L’Etat serait, ici, au service l’intérêt général. L’intérêt personnel serait élevé au travers
au rang d’intérêt général, mais ça ne serait qu’une différence de degré. On est ici à l’opposé
d’une conception de la société qui tend vers le bien-en-soi.

b) La société subordonnée à l’Etat (Etat>Société)


La raison d’être de l’Etat est de placer quelque chose au-dessus de la société, au-dessus des
préoccupations et des intérêts personnels, au-dessus des particularités ; cette chose est d’une
tout autre nature.

Pour Aristote, ce qui fonde la polis, c’est la communauté des sentiments moraux (les principes
moraux). Ainsi, l’Etat aménage l’espace des particularités, il n’est pas changé.

Dans l’Etat platonicien, tous les choix sont dirigés par l’Etat. Le plein pouvoir est donné au
rationnel. On a donc que le choix du conjoint et du travail, par exemple, ne dépend de personne
d’autre que de l’Etat. Seulement, cela ressemble plutôt à un Etat totalitaire. Aucune autonomie
relative n’est laissée à l’individu. La raison raisonne tout. L’opinion est mauvaise en-soi, les
enfants sont les fils et filles de l’Etat.
Kant, dans Projet de Paix Perpétuel, défini, dans un premier temps, ce qu’est, à travers la
notion de pouvoir, celle de souveraineté. Pour lui, c’est quelque chose qui est premier, qui se
définit par l’absence totale de dépendance auprès de quiconque et qui n’a pas d’autorité
au-dessus de soi. Enfin, l’autorité du souverain s’impose et l’emporte sur toute les autres, il est
source de légitimité. D’autre part, il veut que la notion de démocratie ne soit pas
perpétuellement rattachés à la celle de la république. Il définit, au préalable, trois formes de
pouvoir et deux formes de régimes.

- La pouvoir d’un seul, c’est l’autocratie.

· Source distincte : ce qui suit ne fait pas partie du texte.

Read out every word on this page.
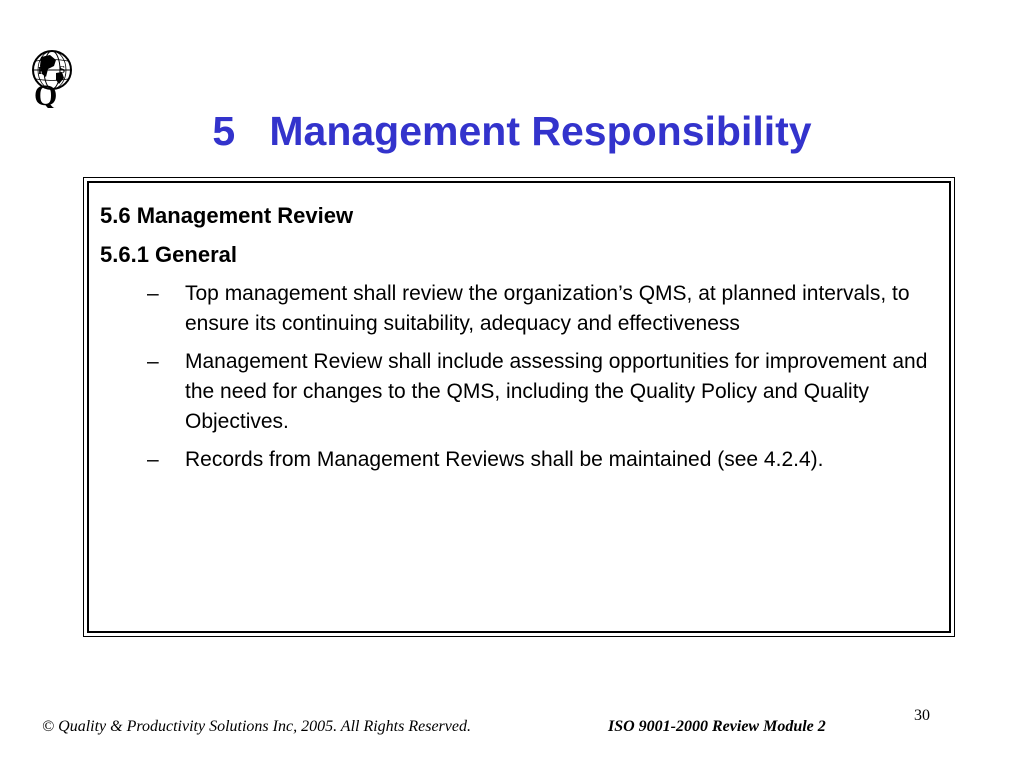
P S
Q
5   Management Responsibility

5.6 Management Review

5.6.1 General

– Top management shall review the organization’s QMS, at planned intervals, to ensure its continuing suitability, adequacy and effectiveness
– Management Review shall include assessing opportunities for improvement and the need for changes to the QMS, including the Quality Policy and Quality Objectives.
– Records from Management Reviews shall be maintained (see 4.2.4).
© Quality & Productivity Solutions Inc, 2005. All Rights Reserved.	ISO 9001-2000 Review Module 2
30
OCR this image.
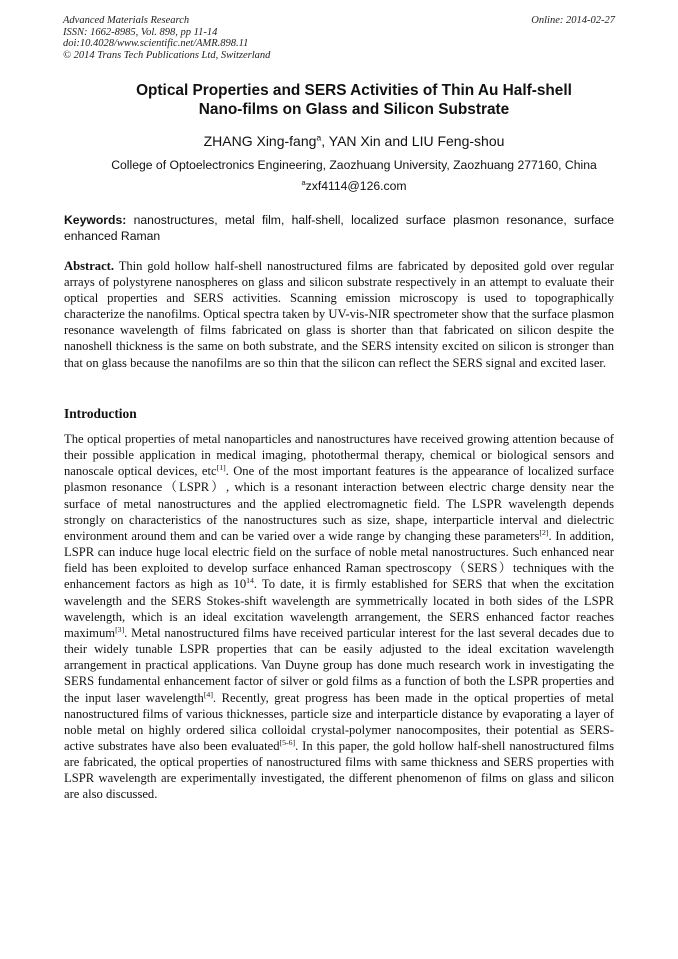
Advanced Materials Research
ISSN: 1662-8985, Vol. 898, pp 11-14
doi:10.4028/www.scientific.net/AMR.898.11
© 2014 Trans Tech Publications Ltd, Switzerland
Online: 2014-02-27
Optical Properties and SERS Activities of Thin Au Half-shell
Nano-films on Glass and Silicon Substrate
ZHANG Xing-fang$^a$, YAN Xin and LIU Feng-shou
College of Optoelectronics Engineering, Zaozhuang University, Zaozhuang 277160, China
$^a$zxf4114@126.com
Keywords: nanostructures, metal film, half-shell, localized surface plasmon resonance, surface enhanced Raman
Abstract. Thin gold hollow half-shell nanostructured films are fabricated by deposited gold over regular arrays of polystyrene nanospheres on glass and silicon substrate respectively in an attempt to evaluate their optical properties and SERS activities. Scanning emission microscopy is used to topographically characterize the nanofilms. Optical spectra taken by UV-vis-NIR spectrometer show that the surface plasmon resonance wavelength of films fabricated on glass is shorter than that fabricated on silicon despite the nanoshell thickness is the same on both substrate, and the SERS intensity excited on silicon is stronger than that on glass because the nanofilms are so thin that the silicon can reflect the SERS signal and excited laser.
Introduction
The optical properties of metal nanoparticles and nanostructures have received growing attention because of their possible application in medical imaging, photothermal therapy, chemical or biological sensors and nanoscale optical devices, etc[1]. One of the most important features is the appearance of localized surface plasmon resonance（LSPR）, which is a resonant interaction between electric charge density near the surface of metal nanostructures and the applied electromagnetic field. The LSPR wavelength depends strongly on characteristics of the nanostructures such as size, shape, interparticle interval and dielectric environment around them and can be varied over a wide range by changing these parameters[2]. In addition, LSPR can induce huge local electric field on the surface of noble metal nanostructures. Such enhanced near field has been exploited to develop surface enhanced Raman spectroscopy（SERS）techniques with the enhancement factors as high as $10^{14}$. To date, it is firmly established for SERS that when the excitation wavelength and the SERS Stokes-shift wavelength are symmetrically located in both sides of the LSPR wavelength, which is an ideal excitation wavelength arrangement, the SERS enhanced factor reaches maximum[3]. Metal nanostructured films have received particular interest for the last several decades due to their widely tunable LSPR properties that can be easily adjusted to the ideal excitation wavelength arrangement in practical applications. Van Duyne group has done much research work in investigating the SERS fundamental enhancement factor of silver or gold films as a function of both the LSPR properties and the input laser wavelength[4]. Recently, great progress has been made in the optical properties of metal nanostructured films of various thicknesses, particle size and interparticle distance by evaporating a layer of noble metal on highly ordered silica colloidal crystal-polymer nanocomposites, their potential as SERS-active substrates have also been evaluated[5-6]. In this paper, the gold hollow half-shell nanostructured films are fabricated, the optical properties of nanostructured films with same thickness and SERS properties with LSPR wavelength are experimentally investigated, the different phenomenon of films on glass and silicon are also discussed.
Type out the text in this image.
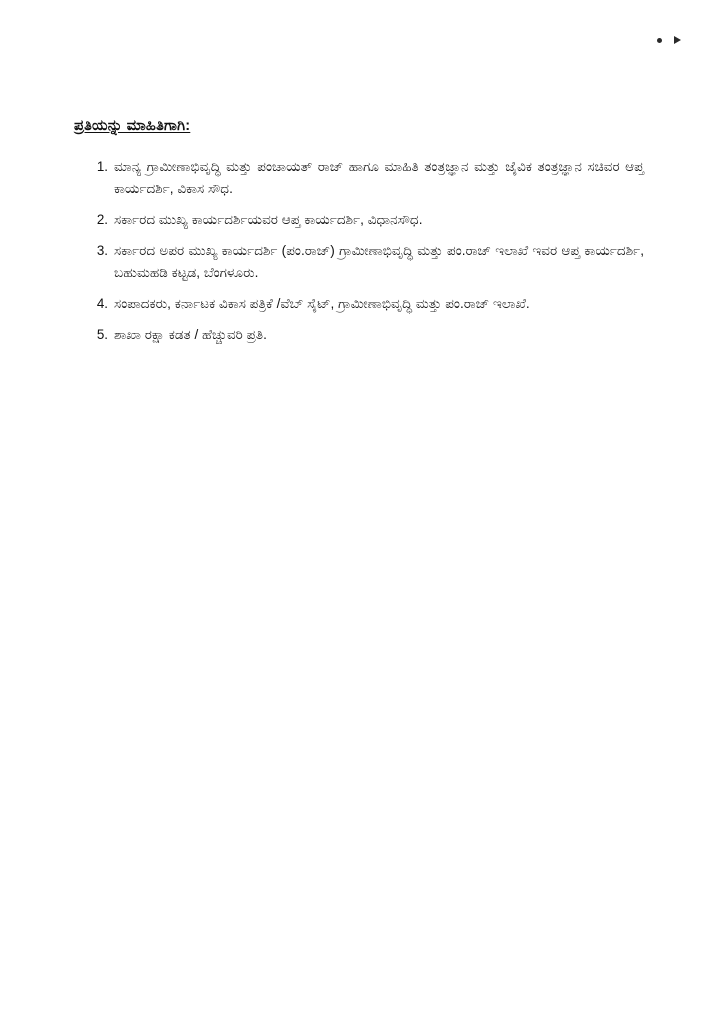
ಪ್ರತಿಯನ್ನು ಮಾಹಿತಿಗಾಗಿ:
ಮಾನ್ಯ ಗ್ರಾಮೀಣಾಭಿವೃದ್ಧಿ ಮತ್ತು ಪಂಚಾಯತ್ ರಾಜ್ ಹಾಗೂ ಮಾಹಿತಿ ತಂತ್ರಜ್ಞಾನ ಮತ್ತು ಜೈವಿಕ ತಂತ್ರಜ್ಞಾನ ಸಚಿವರ ಆಪ್ತ ಕಾರ್ಯದರ್ಶಿ, ವಿಕಾಸ ಸೌಧ.
ಸರ್ಕಾರದ ಮುಖ್ಯ ಕಾರ್ಯದರ್ಶಿಯವರ ಆಪ್ತ ಕಾರ್ಯದರ್ಶಿ, ವಿಧಾನಸೌಧ.
ಸರ್ಕಾರದ ಅಪರ ಮುಖ್ಯ ಕಾರ್ಯದರ್ಶಿ (ಪಂ.ರಾಜ್) ಗ್ರಾಮೀಣಾಭಿವೃದ್ಧಿ ಮತ್ತು ಪಂ.ರಾಜ್ ಇಲಾಖೆ ಇವರ ಆಪ್ತ ಕಾರ್ಯದರ್ಶಿ, ಬಹುಮಹಡಿ ಕಟ್ಟಡ, ಬೆಂಗಳೂರು.
ಸಂಪಾದಕರು, ಕರ್ನಾಟಕ ವಿಕಾಸ ಪತ್ರಿಕೆ /ವೆಬ್ ಸೈಟ್, ಗ್ರಾಮೀಣಾಭಿವೃದ್ಧಿ ಮತ್ತು ಪಂ.ರಾಜ್ ಇಲಾಖೆ.
ಶಾಖಾ ರಕ್ಷಾ ಕಡತ / ಹೆಚ್ಚುವರಿ ಪ್ರತಿ.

- Le pouvoir de plusieurs, c’est l’aristocratie.
- Le pouvoir à tous, c’est la démocratie.
- Le régime despotique se définit par le fait que ce sont les mêmes qui font les lois et ceux
qui exécutent. Ils ont un pouvoir, à la fois législatif mais aussi exécutif. Dans le
despotisme, le pouvoir est exercé au nom de ceux qui ont le pouvoir. Il s’exprime par une
volonté particulière.
- Le pouvoir républicain se définit par une séparation des pouvoirs. Le républicanisme
s’exerce vers quelque chose qui n’est plus particulier, il tend vers une volonté générale ou
universelle.

Pour lui, la forme démocratique est nécessairement despotique. De fait, ceux qui font la loi
sont le peuple, ceux qui l’exerce sont aussi le peuple. On a une coïncidence entre le législatif et
l’exécutif : « La forme démocratique, au sens propre, est nécessairement despotique ». Cependant, il
mentionne qu’il est possible d’utiliser un pouvoir despotique en étant à la fois le représentant d’une
chose plus grande que lui, et non pas comme quelque chose visant son intérêt personnel. Au final, il
veut exprimer l’idée qu’il y a quelque chose d’autre que de la volonté du peuple.

On peut finalement faire référence à la république platonicienne dans laquelle les


philosophes deviennent rois et les rois deviennent philosophes. Dans Denis à Syracuse, pour que le
bien puisse éclairer tous les hommes, il faut donner le pouvoir aux philosophes de façon républicaine.